Product Description Generator
ReviewAudited by ClawScan on May 10, 2026.
Overview
The skill mostly matches its product-copy purpose, but its bulk CSV script can write files outside the chosen output folder if product names contain path characters.
Review before installing. If you use bulk CSV generation, only run it on trusted CSVs or patch the filename handling first, and run it in a safe working directory. Also review generated marketing claims before publishing them.
Findings (2)
Artifact-based informational review of SKILL.md, metadata, install specs, static scan signals, and capability signals.

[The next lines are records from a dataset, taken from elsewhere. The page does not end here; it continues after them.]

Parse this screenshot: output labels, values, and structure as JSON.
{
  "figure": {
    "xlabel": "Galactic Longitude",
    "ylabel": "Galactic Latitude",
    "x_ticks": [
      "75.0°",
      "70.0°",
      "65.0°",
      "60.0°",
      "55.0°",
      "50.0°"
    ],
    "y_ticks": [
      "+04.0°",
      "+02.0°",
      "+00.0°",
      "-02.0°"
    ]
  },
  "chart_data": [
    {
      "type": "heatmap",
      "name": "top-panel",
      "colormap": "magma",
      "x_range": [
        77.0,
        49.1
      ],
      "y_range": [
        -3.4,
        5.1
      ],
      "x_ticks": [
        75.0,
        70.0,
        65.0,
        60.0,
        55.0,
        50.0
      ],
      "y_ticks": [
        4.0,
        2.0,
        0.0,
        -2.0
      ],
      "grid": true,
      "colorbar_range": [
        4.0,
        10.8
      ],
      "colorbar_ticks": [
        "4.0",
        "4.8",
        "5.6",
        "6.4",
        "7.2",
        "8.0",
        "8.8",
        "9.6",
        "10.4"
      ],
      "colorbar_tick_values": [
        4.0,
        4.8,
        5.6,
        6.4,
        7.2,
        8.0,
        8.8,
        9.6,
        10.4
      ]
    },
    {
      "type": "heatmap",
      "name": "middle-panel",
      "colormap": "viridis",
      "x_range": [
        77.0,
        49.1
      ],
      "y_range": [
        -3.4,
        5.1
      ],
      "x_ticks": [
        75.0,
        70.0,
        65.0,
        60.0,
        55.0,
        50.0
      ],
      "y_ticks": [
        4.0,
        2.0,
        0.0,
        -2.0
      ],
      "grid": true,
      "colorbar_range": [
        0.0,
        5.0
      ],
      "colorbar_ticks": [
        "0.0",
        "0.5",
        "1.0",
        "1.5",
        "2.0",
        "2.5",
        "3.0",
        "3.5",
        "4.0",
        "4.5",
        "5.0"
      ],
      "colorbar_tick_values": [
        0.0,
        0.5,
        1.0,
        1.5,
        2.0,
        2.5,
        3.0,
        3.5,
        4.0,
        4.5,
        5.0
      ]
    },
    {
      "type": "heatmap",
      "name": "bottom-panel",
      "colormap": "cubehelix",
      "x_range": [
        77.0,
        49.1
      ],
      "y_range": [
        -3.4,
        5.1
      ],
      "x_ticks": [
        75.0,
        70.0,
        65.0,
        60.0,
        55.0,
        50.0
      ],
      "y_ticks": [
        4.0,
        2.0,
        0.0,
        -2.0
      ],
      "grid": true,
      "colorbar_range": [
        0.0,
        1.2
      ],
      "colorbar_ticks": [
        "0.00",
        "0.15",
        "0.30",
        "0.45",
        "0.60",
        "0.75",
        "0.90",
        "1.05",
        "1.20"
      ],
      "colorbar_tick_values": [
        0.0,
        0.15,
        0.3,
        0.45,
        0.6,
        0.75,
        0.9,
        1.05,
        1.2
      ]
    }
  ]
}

ClawScan does not execute the skill or run runtime probes.
A malicious or malformed CSV could create or overwrite local .md files outside the selected descriptions folder.
The CSV product value is used as a path component without sanitizing slashes, absolute paths, or '..', so crafted CSV content can make the script write outside the intended output directory.
filename = f"{row['product'].lower().replace(' ', '_')}.md"
output_path = os.path.join(output_dir, filename)
with open(output_path, "w", encoding="utf-8") as f:Sanitize product names into safe slugs, reject absolute paths and '..', resolve the final path, verify it stays inside output_dir, and avoid overwriting existing files without confirmation.
The skill may fail or users may look for undocumented extra files; this is a packaging/completeness issue rather than evidence of malicious behavior.
The skill documentation depends on Python execution and advertises helper scripts that are not included in the provided manifest, while the registry declares no required binaries or install spec.
python3 scripts/generate_description.py ... ### `generate_variations.py` ... ### `seo_analyzer.py`
Declare the Python runtime requirement and either include the documented helper scripts or remove those sections from SKILL.md.